Eigensolver: Specifying the eigen-solution of the Hamiltonian¶
Eigensolver¶
The input section EigenSolver
(aliases: FinalStates
, diagonalizer
, FinalStates
)
specifies
various options relative to the J>0 and/or the coupled problem; it also specifies
the LAPACK routine which should be used for matrix diagonalization (both for the solution of the
vibrational problem and for the solution of the coupled problem).
Example:
Eigensolver
enermax 25000.0
nroots 500
ZPE 1200.0
SYEVR
END
Keywords
nroots is the number of energy levels of the coupled problem to be computed (for any of the specified values of
jrot
).
Example:
nroots 500
enermax: is an energy threshold
Enermax
(aliases: uplimit
, enercut
) is to select the energy levels of the coupled problem to be computed (cm).
For example:
enermax 15000.
If both nroots
and enermax
are specified then only levels satisfying both criteria are selected.
Note that the present enermax
threshold
is distinct from the homonymous one in the vibrationalbasis
input section, as the latter refers to the solution of the J=0
uncoupled problem while the one being discussed
at present refers to the solution of the full (rotationally excited and/or coupled) problem.
ZPE: Zero point energy
ZPE
allows to explicitly input the zero-point energy (ZPE) of the molecule (in cm). This affects the value printed, as
Duo always prints energy of rovibronic levels by subtracting the ZPE. Example:
ZPE 931.418890
If ZPE
is not included Duo will define the ZPE value as the lowest computed energy for the first value of J
listed next to the jrot
keyword (jlist
), from the positive parity block. Currently it is not possible to
take an automatic ZPE from the negative parity block (it is however possible in the intensity and fitting parts of the output).

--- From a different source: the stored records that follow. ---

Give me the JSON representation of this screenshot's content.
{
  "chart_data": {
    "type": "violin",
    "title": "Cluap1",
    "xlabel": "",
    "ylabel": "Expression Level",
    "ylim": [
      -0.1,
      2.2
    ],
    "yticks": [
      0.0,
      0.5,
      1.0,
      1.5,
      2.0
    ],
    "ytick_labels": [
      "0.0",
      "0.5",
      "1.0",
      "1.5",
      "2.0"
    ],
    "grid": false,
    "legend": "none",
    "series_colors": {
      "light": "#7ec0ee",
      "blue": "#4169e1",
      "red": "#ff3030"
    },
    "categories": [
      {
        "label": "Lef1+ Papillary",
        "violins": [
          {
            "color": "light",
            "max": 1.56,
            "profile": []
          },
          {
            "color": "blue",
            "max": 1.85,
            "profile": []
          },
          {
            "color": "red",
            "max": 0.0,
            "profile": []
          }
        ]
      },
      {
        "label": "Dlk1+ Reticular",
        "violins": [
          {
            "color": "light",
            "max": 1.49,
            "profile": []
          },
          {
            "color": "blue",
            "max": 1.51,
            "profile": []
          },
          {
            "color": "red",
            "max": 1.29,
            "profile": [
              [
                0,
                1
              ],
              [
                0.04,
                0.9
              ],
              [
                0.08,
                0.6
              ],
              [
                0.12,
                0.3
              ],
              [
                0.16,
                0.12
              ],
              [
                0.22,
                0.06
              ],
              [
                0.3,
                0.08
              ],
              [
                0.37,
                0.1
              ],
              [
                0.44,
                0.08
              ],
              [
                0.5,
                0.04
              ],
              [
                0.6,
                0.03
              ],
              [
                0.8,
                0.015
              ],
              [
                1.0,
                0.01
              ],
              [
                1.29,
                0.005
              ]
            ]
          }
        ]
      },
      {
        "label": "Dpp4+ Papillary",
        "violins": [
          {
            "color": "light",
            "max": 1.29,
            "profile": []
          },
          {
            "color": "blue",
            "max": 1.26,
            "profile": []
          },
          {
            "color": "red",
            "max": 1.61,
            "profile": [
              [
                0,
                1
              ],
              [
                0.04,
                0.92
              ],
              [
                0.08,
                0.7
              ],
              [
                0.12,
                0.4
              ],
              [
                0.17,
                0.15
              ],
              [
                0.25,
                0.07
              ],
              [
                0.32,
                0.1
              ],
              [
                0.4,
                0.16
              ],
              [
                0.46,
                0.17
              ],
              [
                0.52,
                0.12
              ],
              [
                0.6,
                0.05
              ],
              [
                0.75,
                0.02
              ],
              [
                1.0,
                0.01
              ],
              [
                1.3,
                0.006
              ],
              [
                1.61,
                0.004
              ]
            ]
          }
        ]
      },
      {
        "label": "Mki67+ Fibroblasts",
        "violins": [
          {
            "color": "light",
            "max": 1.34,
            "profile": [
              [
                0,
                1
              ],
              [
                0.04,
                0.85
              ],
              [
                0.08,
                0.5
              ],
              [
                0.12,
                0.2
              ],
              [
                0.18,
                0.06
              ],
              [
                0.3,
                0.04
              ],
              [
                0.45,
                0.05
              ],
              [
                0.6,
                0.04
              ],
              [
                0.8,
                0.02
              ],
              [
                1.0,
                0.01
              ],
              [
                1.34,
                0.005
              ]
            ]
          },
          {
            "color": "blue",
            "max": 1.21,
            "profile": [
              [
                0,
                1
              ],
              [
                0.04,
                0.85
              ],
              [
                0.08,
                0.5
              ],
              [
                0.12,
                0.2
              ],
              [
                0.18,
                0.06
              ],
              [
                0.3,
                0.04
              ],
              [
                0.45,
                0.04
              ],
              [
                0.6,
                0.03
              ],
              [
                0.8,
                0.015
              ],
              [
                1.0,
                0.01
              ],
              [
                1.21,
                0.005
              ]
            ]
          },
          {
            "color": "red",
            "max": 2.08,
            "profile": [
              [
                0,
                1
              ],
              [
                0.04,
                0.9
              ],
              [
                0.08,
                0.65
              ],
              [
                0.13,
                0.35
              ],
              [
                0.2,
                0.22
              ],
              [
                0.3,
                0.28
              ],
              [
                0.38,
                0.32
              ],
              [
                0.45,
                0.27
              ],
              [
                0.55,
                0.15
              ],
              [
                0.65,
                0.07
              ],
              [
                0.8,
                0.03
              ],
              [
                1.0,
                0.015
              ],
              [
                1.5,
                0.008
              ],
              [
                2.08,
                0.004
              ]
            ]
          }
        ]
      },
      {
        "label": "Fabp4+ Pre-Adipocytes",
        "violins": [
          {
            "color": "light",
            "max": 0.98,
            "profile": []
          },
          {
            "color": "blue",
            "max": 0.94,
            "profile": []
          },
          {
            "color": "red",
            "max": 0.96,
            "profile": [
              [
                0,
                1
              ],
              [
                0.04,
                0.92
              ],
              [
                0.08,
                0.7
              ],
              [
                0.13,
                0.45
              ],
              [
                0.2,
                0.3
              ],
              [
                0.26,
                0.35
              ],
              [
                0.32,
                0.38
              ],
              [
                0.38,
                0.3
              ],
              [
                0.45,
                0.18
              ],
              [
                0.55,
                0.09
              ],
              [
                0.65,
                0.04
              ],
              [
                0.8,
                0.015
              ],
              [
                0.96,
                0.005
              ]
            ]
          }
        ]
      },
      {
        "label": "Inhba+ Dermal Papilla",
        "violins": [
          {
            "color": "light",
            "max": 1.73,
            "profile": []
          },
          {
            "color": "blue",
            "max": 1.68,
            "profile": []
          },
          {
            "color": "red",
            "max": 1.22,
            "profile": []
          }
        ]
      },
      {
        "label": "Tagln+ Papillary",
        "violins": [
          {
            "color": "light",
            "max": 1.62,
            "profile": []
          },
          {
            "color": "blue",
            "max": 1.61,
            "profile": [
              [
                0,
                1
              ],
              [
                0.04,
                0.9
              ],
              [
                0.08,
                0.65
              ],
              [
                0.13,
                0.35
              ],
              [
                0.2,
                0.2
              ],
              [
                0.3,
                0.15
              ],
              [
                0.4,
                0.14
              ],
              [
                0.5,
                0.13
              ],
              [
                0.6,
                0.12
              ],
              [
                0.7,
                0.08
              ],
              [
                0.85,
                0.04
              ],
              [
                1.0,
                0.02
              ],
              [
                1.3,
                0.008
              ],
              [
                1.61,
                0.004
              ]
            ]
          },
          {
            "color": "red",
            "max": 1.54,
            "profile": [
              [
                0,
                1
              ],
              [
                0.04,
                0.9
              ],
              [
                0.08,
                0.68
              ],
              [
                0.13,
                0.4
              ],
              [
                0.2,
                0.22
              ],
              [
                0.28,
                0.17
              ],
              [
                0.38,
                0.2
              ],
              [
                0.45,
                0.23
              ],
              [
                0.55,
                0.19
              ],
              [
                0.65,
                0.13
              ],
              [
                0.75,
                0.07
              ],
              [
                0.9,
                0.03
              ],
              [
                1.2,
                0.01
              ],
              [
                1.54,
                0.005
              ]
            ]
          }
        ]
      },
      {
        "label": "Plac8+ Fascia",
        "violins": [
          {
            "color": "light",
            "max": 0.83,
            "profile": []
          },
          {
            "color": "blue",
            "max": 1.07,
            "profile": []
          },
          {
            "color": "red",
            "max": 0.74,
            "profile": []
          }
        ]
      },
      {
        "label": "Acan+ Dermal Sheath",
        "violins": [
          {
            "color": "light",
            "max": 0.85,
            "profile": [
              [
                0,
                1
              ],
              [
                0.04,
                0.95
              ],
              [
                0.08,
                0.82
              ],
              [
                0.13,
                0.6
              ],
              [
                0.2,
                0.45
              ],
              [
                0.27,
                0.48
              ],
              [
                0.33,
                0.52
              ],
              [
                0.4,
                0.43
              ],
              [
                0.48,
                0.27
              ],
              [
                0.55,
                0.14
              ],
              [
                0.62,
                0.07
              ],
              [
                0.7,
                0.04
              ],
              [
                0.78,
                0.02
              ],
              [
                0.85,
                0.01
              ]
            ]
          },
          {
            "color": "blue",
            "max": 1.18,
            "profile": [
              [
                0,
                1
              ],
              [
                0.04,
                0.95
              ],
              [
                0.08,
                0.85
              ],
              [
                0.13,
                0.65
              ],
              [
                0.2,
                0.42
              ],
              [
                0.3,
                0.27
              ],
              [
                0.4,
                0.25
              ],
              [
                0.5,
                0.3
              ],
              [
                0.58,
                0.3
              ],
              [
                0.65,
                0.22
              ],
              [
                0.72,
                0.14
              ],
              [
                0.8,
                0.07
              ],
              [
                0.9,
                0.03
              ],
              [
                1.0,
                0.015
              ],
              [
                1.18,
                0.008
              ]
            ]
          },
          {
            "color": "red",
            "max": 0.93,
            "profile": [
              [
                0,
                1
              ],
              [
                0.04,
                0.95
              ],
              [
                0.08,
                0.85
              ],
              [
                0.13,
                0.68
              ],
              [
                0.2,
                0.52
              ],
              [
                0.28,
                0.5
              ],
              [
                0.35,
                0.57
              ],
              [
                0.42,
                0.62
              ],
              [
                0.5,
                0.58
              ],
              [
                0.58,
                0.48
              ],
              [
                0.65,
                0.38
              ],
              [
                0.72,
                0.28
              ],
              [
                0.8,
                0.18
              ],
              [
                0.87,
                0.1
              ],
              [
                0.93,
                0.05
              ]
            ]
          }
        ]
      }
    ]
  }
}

Thus ZPE does not necessarily have to be from the ground electronic state.
This ZPE taken from the eigensolver
/diagonalizer
section changes the energies in the main, standard Duo output.
The ZPE shift can be suppressed by setting the ZPE value to zero. This should be done either in the Diagonalizer
, Fitting
or Intensity
sections, depending on the current task:
ZPE 0.0
SYEVR or SYEV: LAPACK Eigesolvers
This optional keywords permits to specify which routine from the LAPACK library should be used for matrix diagonalization. At the moment only the two options quoted are implemented. Example:
SYEV
The SYEV routine (default) first reduces the matrix to diagonalize to tridiagonal form using orthogonal similarity transformations, and then the QR algorithm is applied to the tridiagonal matrix to compute the eigenvalues and the eigenvectors. The SYEVR routine also reduces the matrix to diagonalize to tridiagonal form using orthogonal similarity transformations but then, whenever possible, computes the eigenspectrum using Multiple Relatively Robust Representations (MR). SYEVR might give better performance, although exact timings are system- and case-dependent.